The Defense Acquisition Council (DAC), the top decision-making body of India’s defense ministry, has cleared amendments to the Defense Procurement Procedure (DPP) to give priority to domestic public and private sector firms for major military procurements, thus reducing the country’s dependence on imports.

“The only way forward for the country is rapid indigenization of defense products, with both the public and the private sectors playing pivotal roles in this endeavor,” Defense Minister A.K. Antony says. Increased indigenization is important for the armed forces so that they have access to reliable supply chains in times of urgent need, Antony says.

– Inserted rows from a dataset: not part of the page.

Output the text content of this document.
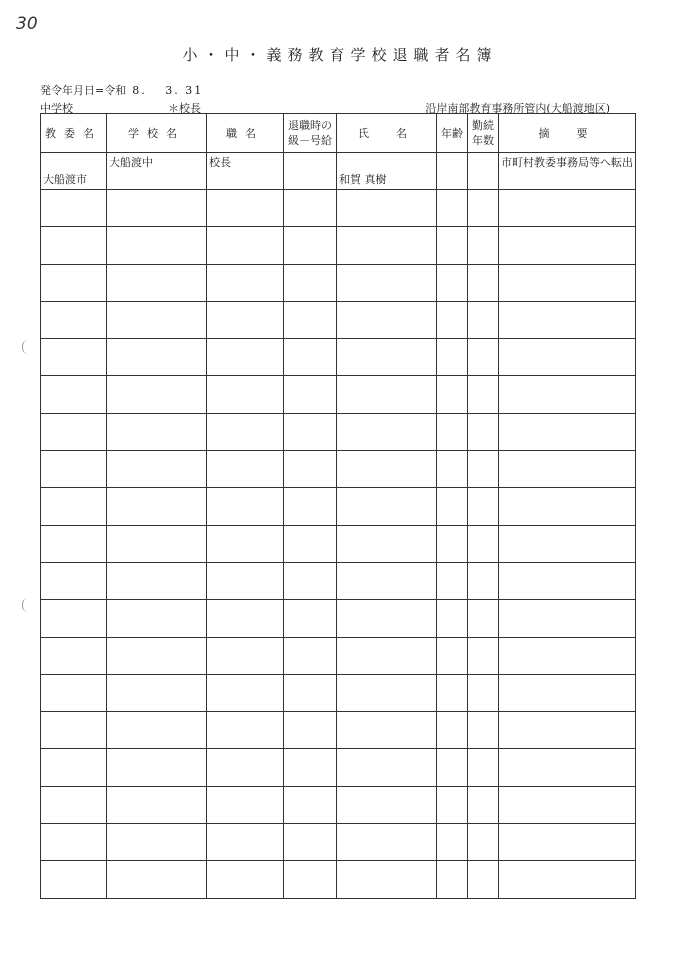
30
小・中・義務教育学校退職者名簿
発令年月日=令和 8.　 3. 31
中学校	＊校長	沿岸南部教育事務所管内(大船渡地区)
教委名	学校名	職名	退職時の級－号給	氏　名	年齢	勤続年数	摘　要

大船渡市	大船渡中	校長		和賀 真樹			市町村教委事務局等へ転出
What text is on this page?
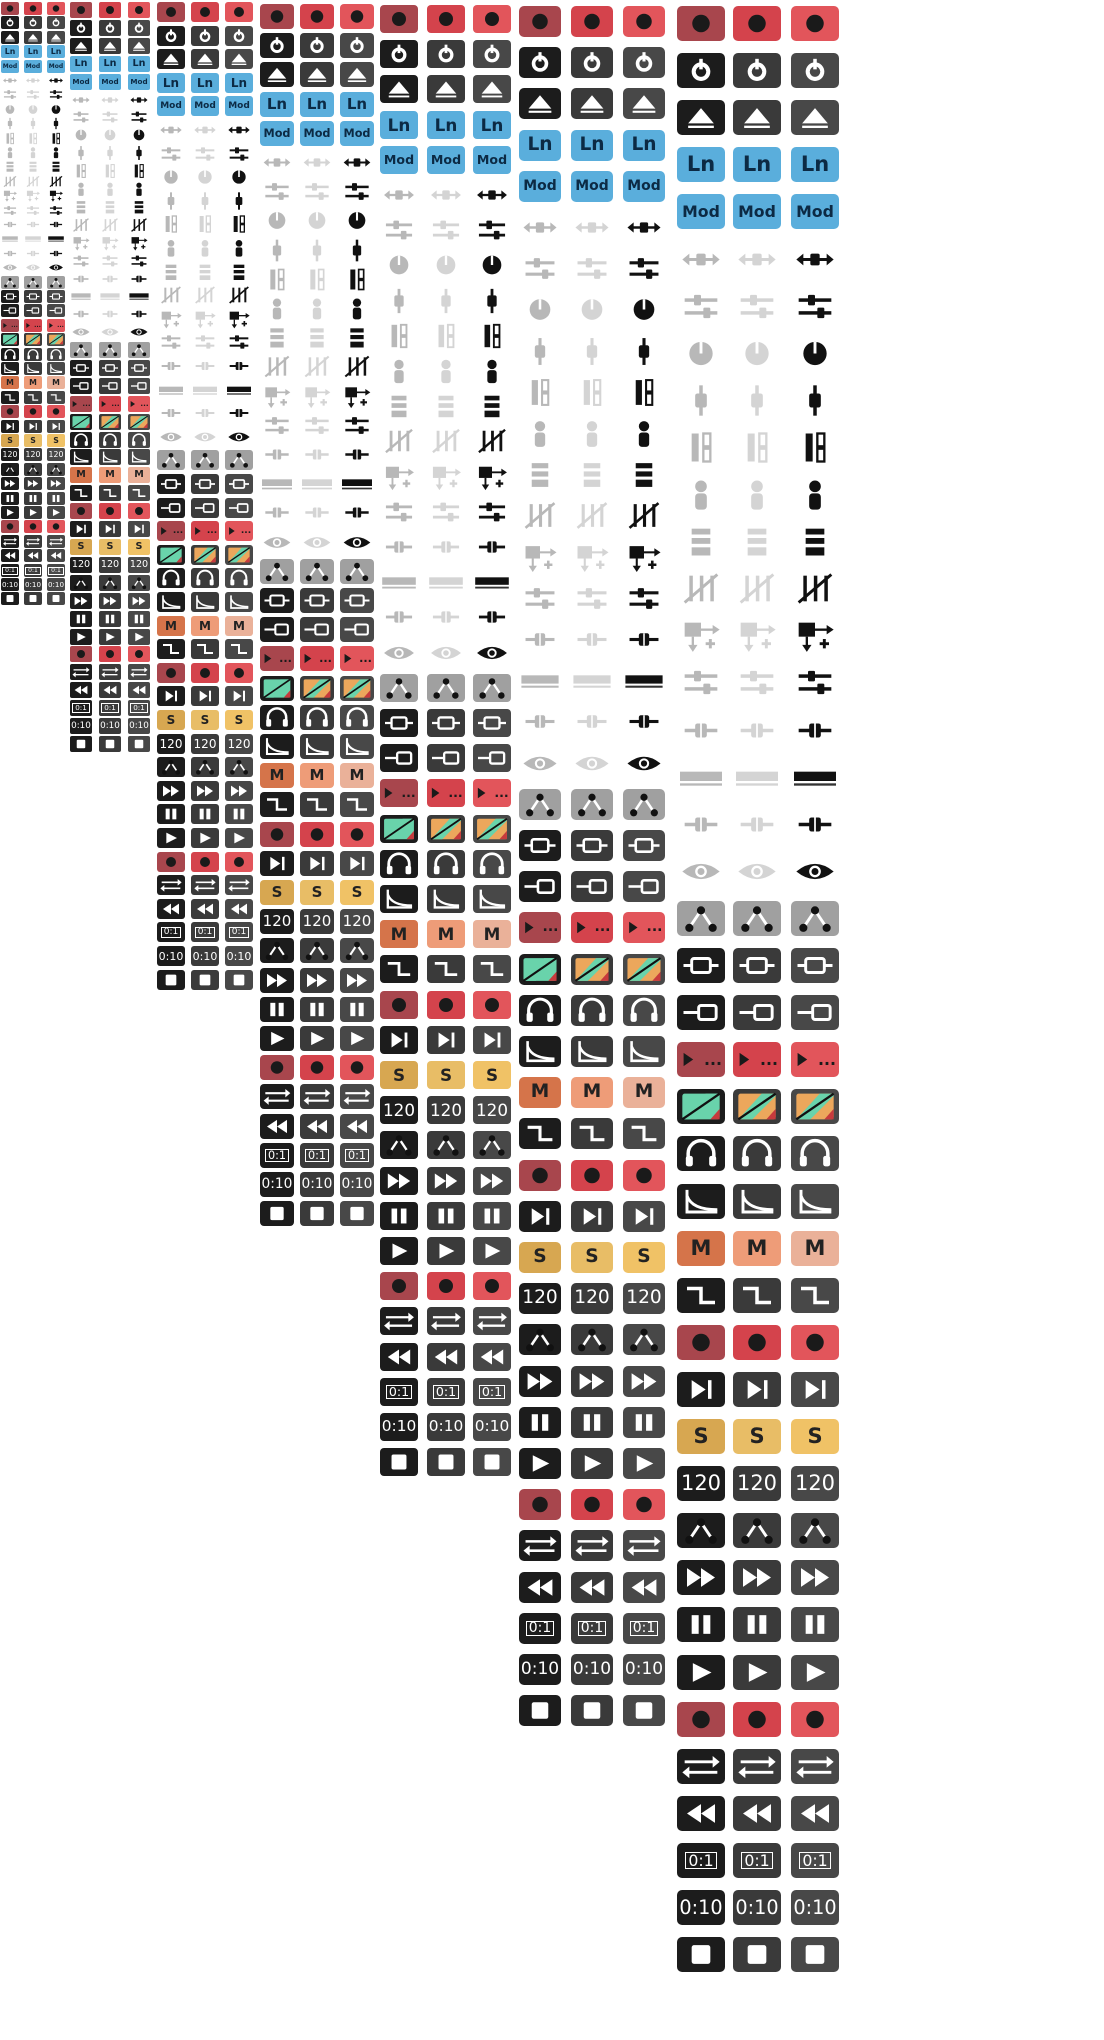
Ln Ln Ln
Mod Mod Mod
...	...	...
M M M
S S S
120 120 120
0:1	0:1	0:1
0:10 0:10 0:10
Ln Ln Ln
Mod Mod Mod
...	...	...
M M M
S S S
120 120 120
0:1	0:1	0:1
0:10 0:10 0:10
Ln Ln Ln
Mod Mod Mod
...	...	...
M M M
S S S
120 120 120
0:1	0:1	0:1
0:10 0:10 0:10
Ln Ln Ln
Mod Mod Mod
... ... ...
M M M
S S S
120 120 120
0:1 0:1 0:1
0:10 0:10 0:10
Ln Ln Ln
Mod Mod Mod
...	...	...
M M M
S S S
120 120 120
0:1 0:1 0:1
0:10 0:10 0:10
Ln Ln Ln
Mod Mod Mod
...	...	...
M M M
S S S
120 120 120
0:1 0:1 0:1
0:10 0:10 0:10
Ln Ln Ln
Mod Mod Mod
... ...	...
M M M
S S S
120 120 120
0:1 0:1 0:1
0:10 0:10 0:10
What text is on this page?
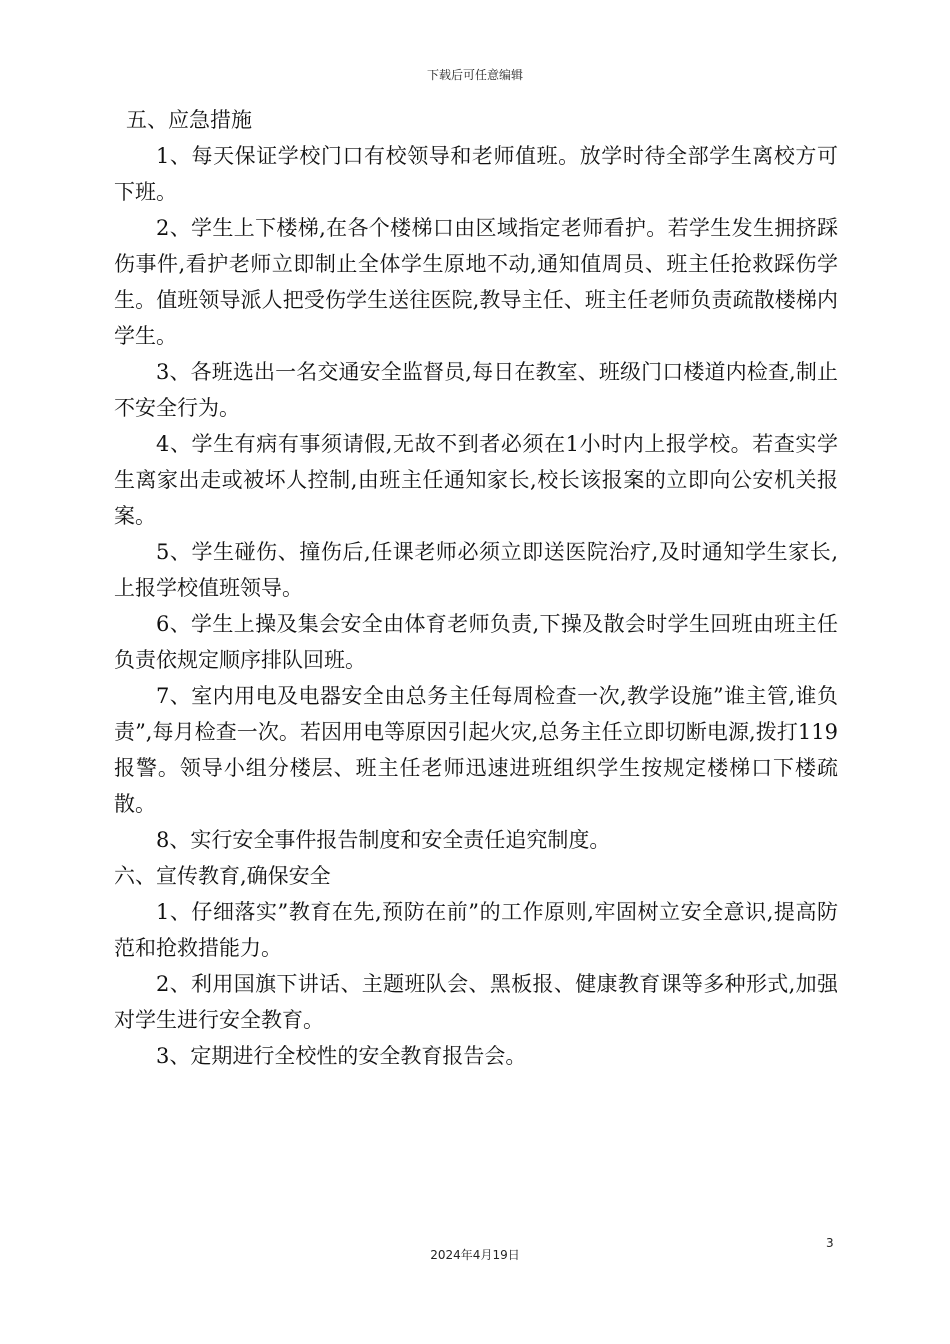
下载后可任意编辑

五、应急措施

1、每天保证学校门口有校领导和老师值班。放学时待全部学生离校方可下班。

2、学生上下楼梯,在各个楼梯口由区域指定老师看护。若学生发生拥挤踩伤事件,看护老师立即制止全体学生原地不动,通知值周员、班主任抢救踩伤学生。值班领导派人把受伤学生送往医院,教导主任、班主任老师负责疏散楼梯内学生。

3、各班选出一名交通安全监督员,每日在教室、班级门口楼道内检查,制止不安全行为。

4、学生有病有事须请假,无故不到者必须在1小时内上报学校。若查实学生离家出走或被坏人控制,由班主任通知家长,校长该报案的立即向公安机关报案。

5、学生碰伤、撞伤后,任课老师必须立即送医院治疗,及时通知学生家长,上报学校值班领导。

6、学生上操及集会安全由体育老师负责,下操及散会时学生回班由班主任负责依规定顺序排队回班。

7、室内用电及电器安全由总务主任每周检查一次,教学设施”谁主管,谁负责”,每月检查一次。若因用电等原因引起火灾,总务主任立即切断电源,拨打119报警。领导小组分楼层、班主任老师迅速进班组织学生按规定楼梯口下楼疏散。

8、实行安全事件报告制度和安全责任追究制度。

六、宣传教育,确保安全

1、仔细落实”教育在先,预防在前”的工作原则,牢固树立安全意识,提高防范和抢救措能力。

2、利用国旗下讲话、主题班队会、黑板报、健康教育课等多种形式,加强对学生进行安全教育。

3、定期进行全校性的安全教育报告会。

3
2024年4月19日
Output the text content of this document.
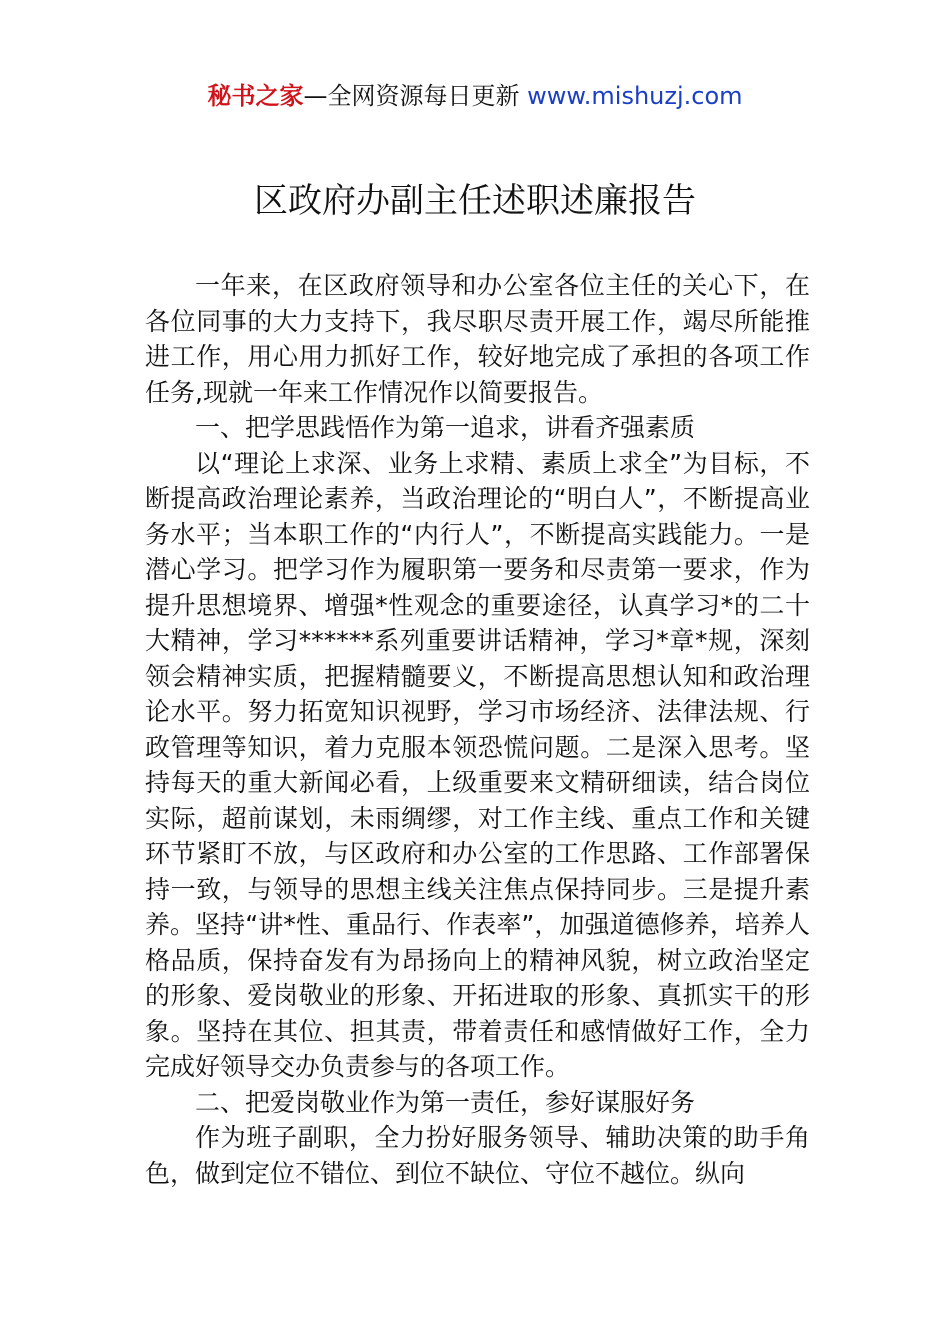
秘书之家—全网资源每日更新 www.mishuzj.com
区政府办副主任述职述廉报告

一年来，在区政府领导和办公室各位主任的关心下，在各位同事的大力支持下，我尽职尽责开展工作，竭尽所能推进工作，用心用力抓好工作，较好地完成了承担的各项工作任务,现就一年来工作情况作以简要报告。

一、把学思践悟作为第一追求，讲看齐强素质

以“理论上求深、业务上求精、素质上求全”为目标，不断提高政治理论素养，当政治理论的“明白人”，不断提高业务水平；当本职工作的“内行人”，不断提高实践能力。一是潜心学习。把学习作为履职第一要务和尽责第一要求，作为提升思想境界、增强*性观念的重要途径，认真学习*的二十大精神，学习******系列重要讲话精神，学习*章*规，深刻领会精神实质，把握精髓要义，不断提高思想认知和政治理论水平。努力拓宽知识视野，学习市场经济、法律法规、行政管理等知识，着力克服本领恐慌问题。二是深入思考。坚持每天的重大新闻必看，上级重要来文精研细读，结合岗位实际，超前谋划，未雨绸缪，对工作主线、重点工作和关键环节紧盯不放，与区政府和办公室的工作思路、工作部署保持一致，与领导的思想主线关注焦点保持同步。三是提升素养。坚持“讲*性、重品行、作表率”，加强道德修养，培养人格品质，保持奋发有为昂扬向上的精神风貌，树立政治坚定的形象、爱岗敬业的形象、开拓进取的形象、真抓实干的形象。坚持在其位、担其责，带着责任和感情做好工作，全力完成好领导交办负责参与的各项工作。

二、把爱岗敬业作为第一责任，参好谋服好务

作为班子副职，全力扮好服务领导、辅助决策的助手角色，做到定位不错位、到位不缺位、守位不越位。纵向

Under the amended rules, the DAC has laid down a preferred order for procurement, with direct purchase from abroad as the final option. “Preference for indigenous procurement has now been made a part of DPP through an amendment that provides for a preferred order of categorization, with global cases being a choice of last resort,” defense ministry spokesman Sitanshu Kar says.

The first option will be to buy from India, followed by “buy and make India,” in which private and public sector firms can team with foreign vendors to produce foreign-developed military equipment within the country. Other less desirable options include “buy and make with transfer of technology,” and “buy global,” Kar says.

The armed forces will have to clearly state the reason for choosing options farther down the list. The new rules say that all deviations from the procurement procedure will now need to be approved by the DAC, which is headed by the defense minister and includes three service chiefs as members. Until now, the defense minister alone could give such permission.

The new policy will also end the monopoly of state-owned firms and ordnance factories in the defense sector, since private firms will be allowed to compete for maintenance and repair of systems procured from abroad.

“This is expected to have a positive impact on private sector participation in maintenance, repairs and overhaul work,” Kar says. 

The new rules are also aimed at boosting transparency in defense deals, to avoid controversies such as the bribery scandal surrounding the AW101 VIP helicopter deal with Finmeccanica subsidiary AgustaWestland

In February, Defense Minister A.K. Antony said India would reconsider its policies on defense production and procurement to lessen reliance on imported weapons and make vendors more accountable. India opened its defense industry for 100% private sector participation, subject to licensing, in 2001. Under the new rules, the defense ministry has added more clarity to the licensing process by saying that dual-use items will not require licensing.

The government’s decision was welcomed by the Federation of Indian Chambers of Commerce and Industry (Ficci). “Clarity in the definition of indigenous content and resolution of issues related to taxes and duties with respect to the private sector are welcome steps,” said Didar Singh, Ficci’s secretary general.

The current Indian administration is stressing private participation in the defense sector, and big industrial houses such as the Tata Group, Reliance Industries, Mahindra and Larsen & Toubro are entering the defense manufacturing sector.

India currently makes 70% of its defense purchases from foreign companies.

India took the lead from China in 2011 as the world’s largest arms importer and has remained there, according to the rankings of Sipri, a Stockholm-based defense think tank.

India has spent 782 billion rupees ($14.5 billion) on arms imports since April 2009 from countries including the U.S., Russia, Israel, Germany and the U.K., according to the defense ministry.